Renal transplantation, chronic dialysis, and chronic renal insufficiency in children and adolescents. The 1995 Annual Report of the North American Pediatric Renal Transplant Cooperative Study

Abstract
The 1995 Annual Report of the North American Pediatric Renal Transplant Cooperative Study summarizes data voluntarily collected from 123 centers on 5,197 children and adolescents grouped into three cohorts: (1) patients who received renal transplants on or after 1 January 1987 (n = 3,066), (2) patients who were maintained on peritoneal dialysis (PD) or hemodialysis (HD) on or after 1 January 1992 (n = 1,488), and (3) patients treated for chronic renal insufficiency (CRI) on or after 1 January 1994 (n = 643). The transplant and dialysis information update previous registry data whereas the CRI information reflects 1st-year registry data. Three-year graft survival rates were 83% and 66% for living donor grafts and cadaver donor (CD) grafts, respectively. Triple drug maintenance therapy with prednisone, cyclosporine, and azathioprine was used by >70% of all transplant recipients through 5 years of follow-up. The 2-year CD survival has steadily improved from 65% in 1987 to 82% in 1992. Fifty malignancies have been reported, the majority of which are lymphoproliferative disorders. The 2-year patient survival posttransplantation is 95%. Mortality rates for the youngest patients have drastically improved over the past 2 years.
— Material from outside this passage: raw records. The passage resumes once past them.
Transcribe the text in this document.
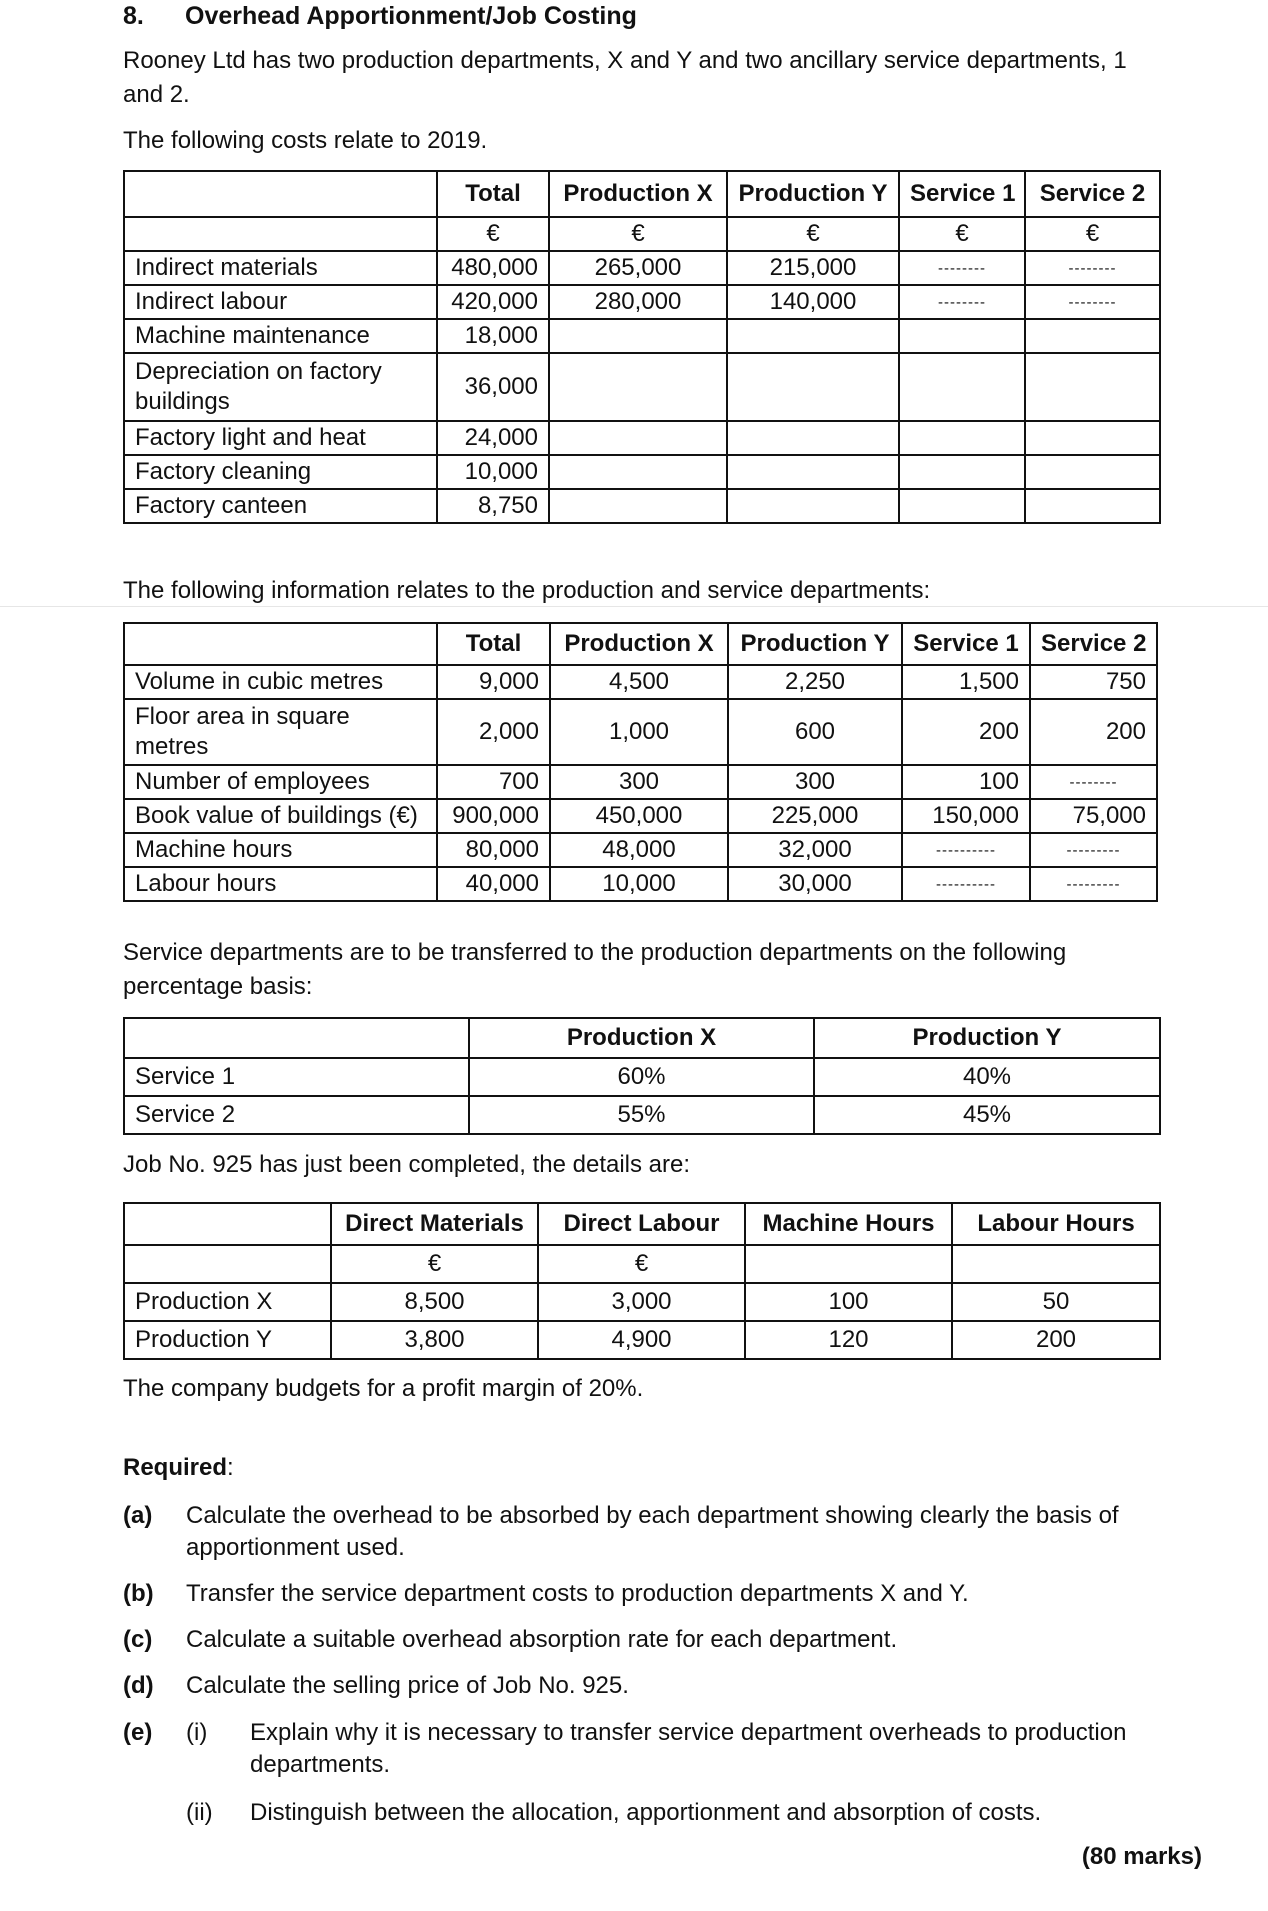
8. Overhead Apportionment/Job Costing
Rooney Ltd has two production departments, X and Y and two ancillary service departments, 1 and 2.
The following costs relate to 2019.
	Total	Production X	Production Y	Service 1	Service 2
	€	€	€	€	€
Indirect materials	480,000	265,000	215,000	--------	--------
Indirect labour	420,000	280,000	140,000	--------	--------
Machine maintenance	18,000				
Depreciation on factory buildings	36,000				
Factory light and heat	24,000				
Factory cleaning	10,000				
Factory canteen	8,750				
The following information relates to the production and service departments:
	Total	Production X	Production Y	Service 1	Service 2
Volume in cubic metres	9,000	4,500	2,250	1,500	750
Floor area in square metres	2,000	1,000	600	200	200
Number of employees	700	300	300	100	--------
Book value of buildings (€)	900,000	450,000	225,000	150,000	75,000
Machine hours	80,000	48,000	32,000	----------	---------
Labour hours	40,000	10,000	30,000	----------	---------
Service departments are to be transferred to the production departments on the following percentage basis:
	Production X	Production Y
Service 1	60%	40%
Service 2	55%	45%
Job No. 925 has just been completed, the details are:
	Direct Materials	Direct Labour	Machine Hours	Labour Hours
	€	€		
Production X	8,500	3,000	100	50
Production Y	3,800	4,900	120	200
The company budgets for a profit margin of 20%.
Required:
(a) Calculate the overhead to be absorbed by each department showing clearly the basis of apportionment used.
(b) Transfer the service department costs to production departments X and Y.
(c) Calculate a suitable overhead absorption rate for each department.
(d) Calculate the selling price of Job No. 925.
(e) (i) Explain why it is necessary to transfer service department overheads to production departments.
(ii) Distinguish between the allocation, apportionment and absorption of costs.
(80 marks)
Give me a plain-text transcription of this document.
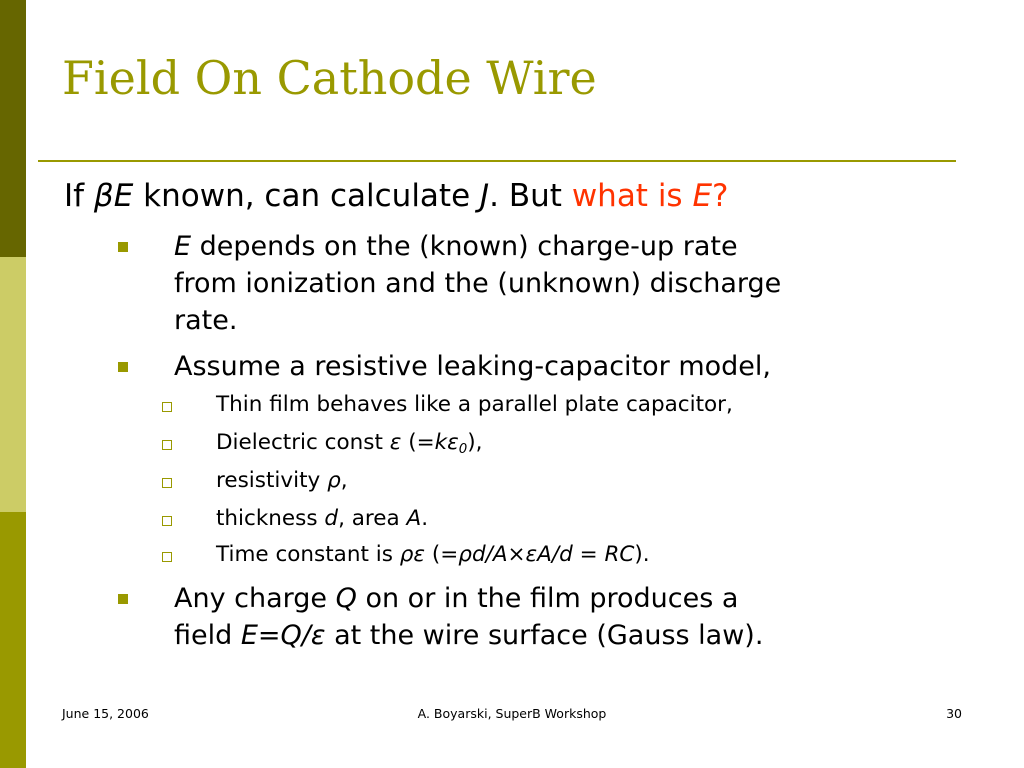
Field On Cathode Wire
If βE known, can calculate J. But what is E?
E depends on the (known) charge-up rate
from ionization and the (unknown) discharge
rate.
Assume a resistive leaking-capacitor model,
Thin film behaves like a parallel plate capacitor,
Dielectric const ε $(=k\varepsilon_0)$,
resistivity ρ,
thickness d, area A.
Time constant is ρε (=ρd/A×εA/d = RC).
Any charge Q on or in the film produces a
field E=Q/ε at the wire surface (Gauss law).
June 15, 2006	A. Boyarski, SuperB Workshop	30
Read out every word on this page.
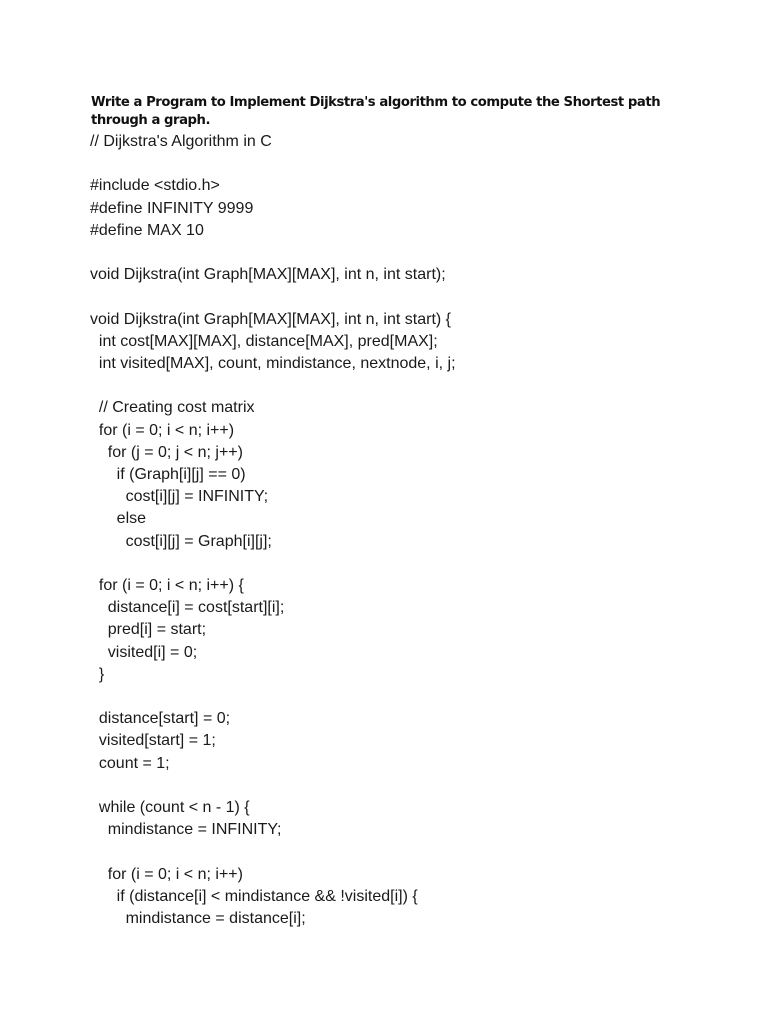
Write a Program to Implement Dijkstra's algorithm to compute the Shortest path through a graph.

// Dijkstra's Algorithm in C
#include <stdio.h>
#define INFINITY 9999
#define MAX 10
void Dijkstra(int Graph[MAX][MAX], int n, int start);
void Dijkstra(int Graph[MAX][MAX], int n, int start) {
int cost[MAX][MAX], distance[MAX], pred[MAX];
int visited[MAX], count, mindistance, nextnode, i, j;
// Creating cost matrix
for (i = 0; i < n; i++)
for (j = 0; j < n; j++)
if (Graph[i][j] == 0)
cost[i][j] = INFINITY;
else
cost[i][j] = Graph[i][j];
for (i = 0; i < n; i++) {
distance[i] = cost[start][i];
pred[i] = start;
visited[i] = 0;
}
distance[start] = 0;
visited[start] = 1;
count = 1;
while (count < n - 1) {
mindistance = INFINITY;
for (i = 0; i < n; i++)
if (distance[i] < mindistance && !visited[i]) {
mindistance = distance[i];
Approximately two-thirds of patients in the dialysis cohort are maintained on PD; automated PD remains the preferred modality. Overall, the peritonitis rate is one infection every 13.3 patient months, the frequency of infection being greatest in the youngest patients. Whereas the primary reason for dialysis modality termination is transplantation, approximately 40% of the entire dialysis cohort (PD and HD) were not considered active transplant candidates. Baseline CRI data revealed the most common primary diagnoses to be obstructive uropathy (24%) and aplastic/hypoplastic/dysplastic kidneys (19%). The standardized height deficit in the CRI cohort was greatest in the youngest patients and those with the most impaired renal function.